Department of Food Science, University of Guelph, Guelph, Ontario, Canada N1G 2W1.
J Colloid Interface Sci. 2010 Apr 15;344(2):372-81. doi: 10.1016/j.jcis.2010.01.006. Epub 2010 Jan 11.
An in vitro digestion model mimicking the gastric phase of the human gastrointestinal tract coupled with SDS-PAGE and MALDI-TOF mass spectroscopy was employed to study the hydrolysis profiles of whey proteins in solution and adsorbed at the oil-water interface. The objective of this work was to understand the differences in hydrolysis behaviour of whey protein isolates once adsorbed at the interface, and comparisons were carried out with pure beta-lactoglobulin and alpha-lactalbumin fractions. In solution, while beta-lactoglobulin appeared to be resistant to enzymatic treatment, alpha-lactalbumin was fully degraded. Adsorption of both proteins at the oil-water interface affected their conformational structure and susceptibility to peptic hydrolysis. Adsorbed beta-lactoglobulin was hydrolyzed into small polypeptides and in contrast, the resistance of alpha-lactalbumin to pepsin increased upon adsorption at the interface. In addition, changes in the particle size distribution of the droplets during pepsin hydrolysis mainly depended on the original protein concentration. The results suggested that exchanges occur at the interface between adsorbed and non-adsorbed protein, that is to say that either some protein desorb from the interface and does not fully recover its structure in solution, or that hydrolysis of the protein at the interface induces further adsorption and hydrolysis of the protein in solution. These mechanisms have important implications in the digestibility of the proteins.

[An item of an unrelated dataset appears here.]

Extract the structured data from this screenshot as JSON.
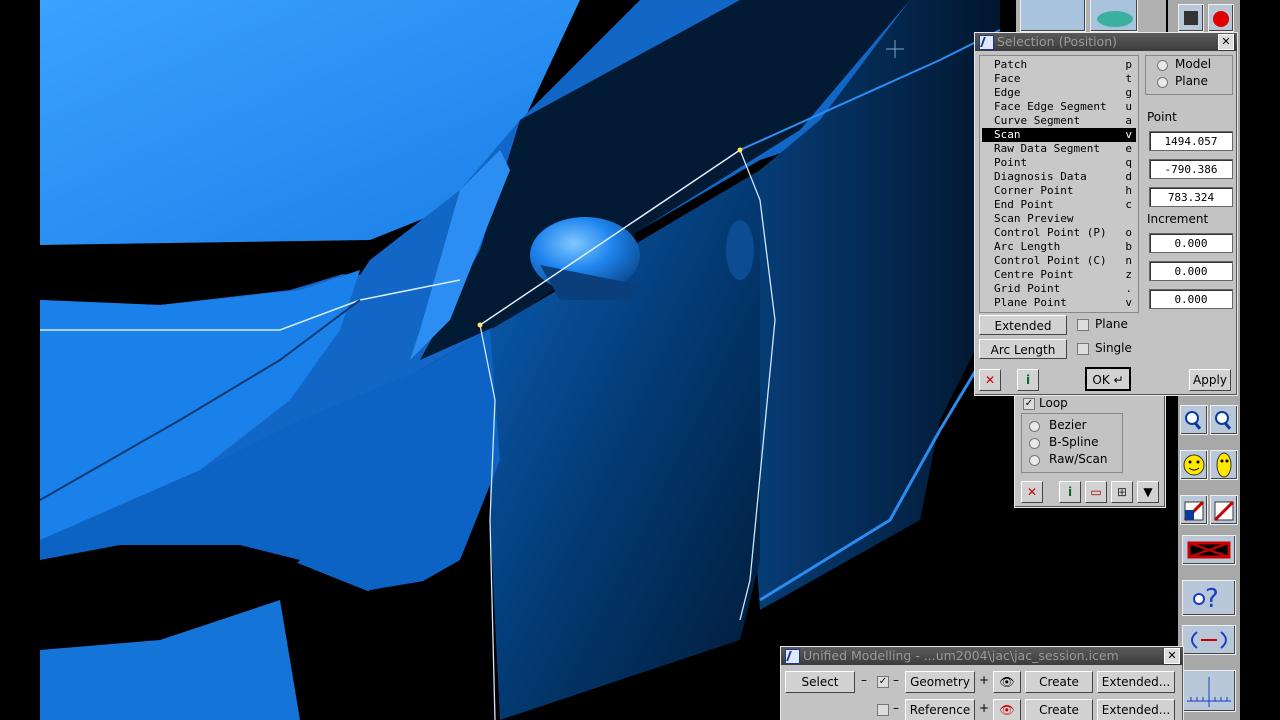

采用体外消化模型模拟人体胃肠道的胃阶段,结合 SDS-PAGE 和 MALDI-TOF 质谱分析,研究了乳清蛋白在溶液中和吸附在油水界面时的水解情况。本工作的目的是了解乳清蛋白在吸附到界面后水解行为的差异,并与纯β-乳球蛋白和α-乳白蛋白部分进行比较。在溶液中,β-乳球蛋白似乎对酶处理有抗性,而α-乳白蛋白则完全降解。两种蛋白质在油水界面的吸附都会影响它们的构象结构和对胃蛋白酶水解的敏感性。吸附的β-乳球蛋白被水解成小肽,而α-乳白蛋白在界面吸附后对胃蛋白酶的抗性增加。此外,胃蛋白酶水解过程中液滴粒径分布的变化主要取决于原始蛋白质浓度。结果表明,在吸附和非吸附蛋白质之间发生了交换,也就是说,一些蛋白质从界面解吸,在溶液中不能完全恢复其结构,或者界面上的蛋白质水解诱导了溶液中蛋白质的进一步吸附和水解。这些机制对蛋白质的消化性有重要影响。